The 1972 movie
The Candidate is a good metaphor for the current state of AUKUS, the tri-nation consortium for supplying Australia with eight nuclear submarines (SSNs) and other technology. In the movie, Robert Redford plays Bill McKay, a political novice who wins a miraculous upset victory over a long-serving Californian senator. As the movie ends, Redford desperately asks his campaign manager, ‘What do we do now?’ There is no answer.
After a brilliant campaign by Australia to create and launch AUKUS against seemingly impossible odds, the question of ‘What do we do now?’ is rather important.
Several years ago, few would have believed that the US would allow even a trusted ally and member of the intelligence-sharing Five Eyes group access to its most sensitive SSN technologies.
Australia’s effort should become a textbook case of how strategic vision can produce implementation. Pillar 1 of AUKUS is aimed at building eight SSNs for Australia and has a time horizon measured in decades. Pillar 2 is a program for technology sharing and co-development that will have more immediate impact. The obstacles to both are many.
It takes nine years to build an SSN for the US Navy, and, currently, the US is not building enough of them for its own use. While Australia takes three to five US-built Virginia-class submarines, Britain will design a follow-on SSN class for Australia and itself; it will also help build them. That will be a long and expensive process with no guarantees of success.
In an earlier
article, I proposed making Pillar 2 the higher immediate priority and considering expanding it to include other partners, such as Japan and South Korea, even given the constraints and impediments of US International Traffic in Arms Regulations. But AUKUS has far greater strategic potential that can be exploited if the participants are determined to do so and are prepared to embark on game-changing innovation.
Consider a plan to do that. Pillar 2 should be a force multiplier and enabler that will greatly expand the capability and application of even one AUKUS SSN in both kinetic and non-kinetic scenarios. We notice, for example, that an F-35 Lightning is much more than a fighter: with powerful sensors, computing capacity and communications links, it can be an information node that enhances the effect of other forces without itself firing a shot. Might not each AUKUS SSN be similarly exploited with add-on capabilities that multiply its value? And how might that be achieved?
First, Pillar 2 cannot be just a shopping list of technologies. Specificity is essential. The traditional approach is for senior military commanders to define military requirements needed to execute plans for war and peace and for other contingencies. The shortcoming has been that requirements have often become how Einstein described the universe: finite but unbounded, with emphasis on ‘unbounded’.

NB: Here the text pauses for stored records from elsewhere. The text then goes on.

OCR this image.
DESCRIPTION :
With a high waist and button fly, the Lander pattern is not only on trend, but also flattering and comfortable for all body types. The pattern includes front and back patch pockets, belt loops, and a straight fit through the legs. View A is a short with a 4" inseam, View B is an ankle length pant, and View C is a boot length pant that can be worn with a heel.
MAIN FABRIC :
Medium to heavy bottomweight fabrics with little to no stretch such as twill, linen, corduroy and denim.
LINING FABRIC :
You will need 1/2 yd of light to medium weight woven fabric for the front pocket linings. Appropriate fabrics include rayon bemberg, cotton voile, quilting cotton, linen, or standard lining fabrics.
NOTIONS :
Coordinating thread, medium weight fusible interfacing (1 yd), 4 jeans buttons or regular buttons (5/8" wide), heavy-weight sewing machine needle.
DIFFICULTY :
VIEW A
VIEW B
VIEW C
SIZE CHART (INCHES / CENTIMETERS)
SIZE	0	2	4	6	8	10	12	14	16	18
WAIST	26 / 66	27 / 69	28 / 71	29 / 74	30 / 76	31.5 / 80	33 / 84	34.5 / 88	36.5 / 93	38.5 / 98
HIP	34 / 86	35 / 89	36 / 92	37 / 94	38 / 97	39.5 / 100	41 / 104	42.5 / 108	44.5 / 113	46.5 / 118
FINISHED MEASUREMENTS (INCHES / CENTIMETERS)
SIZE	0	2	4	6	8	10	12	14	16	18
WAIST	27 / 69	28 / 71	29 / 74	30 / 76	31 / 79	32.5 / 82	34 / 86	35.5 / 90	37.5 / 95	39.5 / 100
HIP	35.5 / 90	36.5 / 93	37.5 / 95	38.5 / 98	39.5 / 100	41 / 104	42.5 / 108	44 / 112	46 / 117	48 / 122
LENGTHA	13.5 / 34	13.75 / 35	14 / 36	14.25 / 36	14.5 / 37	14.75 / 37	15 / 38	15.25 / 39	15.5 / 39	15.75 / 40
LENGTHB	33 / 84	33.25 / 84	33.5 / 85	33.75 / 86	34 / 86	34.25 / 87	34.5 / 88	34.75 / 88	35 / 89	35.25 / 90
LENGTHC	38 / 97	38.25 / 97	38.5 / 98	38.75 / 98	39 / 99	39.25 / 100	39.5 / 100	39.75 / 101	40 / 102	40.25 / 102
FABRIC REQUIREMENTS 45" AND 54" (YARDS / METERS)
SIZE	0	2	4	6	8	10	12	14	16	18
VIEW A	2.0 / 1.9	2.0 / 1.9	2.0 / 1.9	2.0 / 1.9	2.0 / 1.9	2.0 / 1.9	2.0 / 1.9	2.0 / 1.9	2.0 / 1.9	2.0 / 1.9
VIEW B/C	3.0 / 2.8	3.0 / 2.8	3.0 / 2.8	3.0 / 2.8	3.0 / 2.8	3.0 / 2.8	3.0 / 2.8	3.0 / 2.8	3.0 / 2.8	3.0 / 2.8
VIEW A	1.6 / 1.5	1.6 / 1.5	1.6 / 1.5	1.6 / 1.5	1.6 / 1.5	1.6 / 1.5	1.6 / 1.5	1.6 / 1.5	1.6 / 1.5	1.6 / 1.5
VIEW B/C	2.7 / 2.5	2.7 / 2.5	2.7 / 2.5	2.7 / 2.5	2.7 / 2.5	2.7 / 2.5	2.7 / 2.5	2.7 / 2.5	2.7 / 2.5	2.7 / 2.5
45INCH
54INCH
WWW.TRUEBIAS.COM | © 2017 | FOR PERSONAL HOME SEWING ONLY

What might be a more practical approach would be to convene a series of seminars that use a variety of potential Asian scenarios to determine which technologies will be relevant, useful and even game-changing force multipliers—for example, a Chinese attempt to provoke the Philippines into a crisis or conflict; to control access to and from various Indonesian straits; or to blockade or occupy Taiwan. The scenarios might represent crises involving North Korea, Japan or South Korea, too.
The usual suspects attending these seminars would be political, military or economic officials: military officers; subject-matter experts from national labs; and representatives from large defence companies. Unusual suspects, however, can come from start-ups in Silicon Valley and other high-tech centres in Britain and Australia. The first seminars would identify technologies for further analysis. Subsequent ones would do finer-grain analysis on specific technologies for implementation.
The metric for picking winners and losers must extend across what the military calls the tactical, operational and strategic levels to focus on implications and consequences for China, Russia and the Sino-Russian condominium. One question to be answered is how Pillar 1’s eight SSNs can be enhanced or multiplied to provide greater capability to influence events beyond individual military applications.
In the broadest strategic vision, could a future AUKUS become a transformational construct in advancing the national-security interests of the partners while preventing actions by China or Russia or other parties that would be counter to those interests? While it could be argued that this vision is unrealistic or unattainable, the same criticism could have been used as Australia began its planning for AUKUS.
The organisation of the seminars will require a great deal of coordination to avoid Einstein’s twin pitfalls of ‘finite’ and ‘unbounded’. They will need to be held in various locations and often enough to ensure a comprehensive examination. That will require a major change in the leadership and management of AUKUS.
Currently, working groups of three-star officers and civilian equivalents have been put in place to oversee AUKUS. Clearly, three different governments and cultures are complicated and not easy to manage and coordinate. Further, and with due respect to three-stars, the fact is that four-stars or officials of equivalent seniority are needed if programs such as AUKUS are to succeed. One approach is to create a four-star or undersecretary position to serve in the White House and prime ministers’ offices to oversee AUKUS.
Clearly, the first priority for AUKUS is to start production of the SSNs. However, it would be a great pity not to think about what AUKUS could achieve in the broadest sense and determine how that vision might be achieved. Given the obvious fiscal and personnel constraints, imagination and innovation are critical and are not great consumers of resources. Imagine a ‘no limits’ AUKUS as an antidote to the Sino-Russian condominium. That would be something.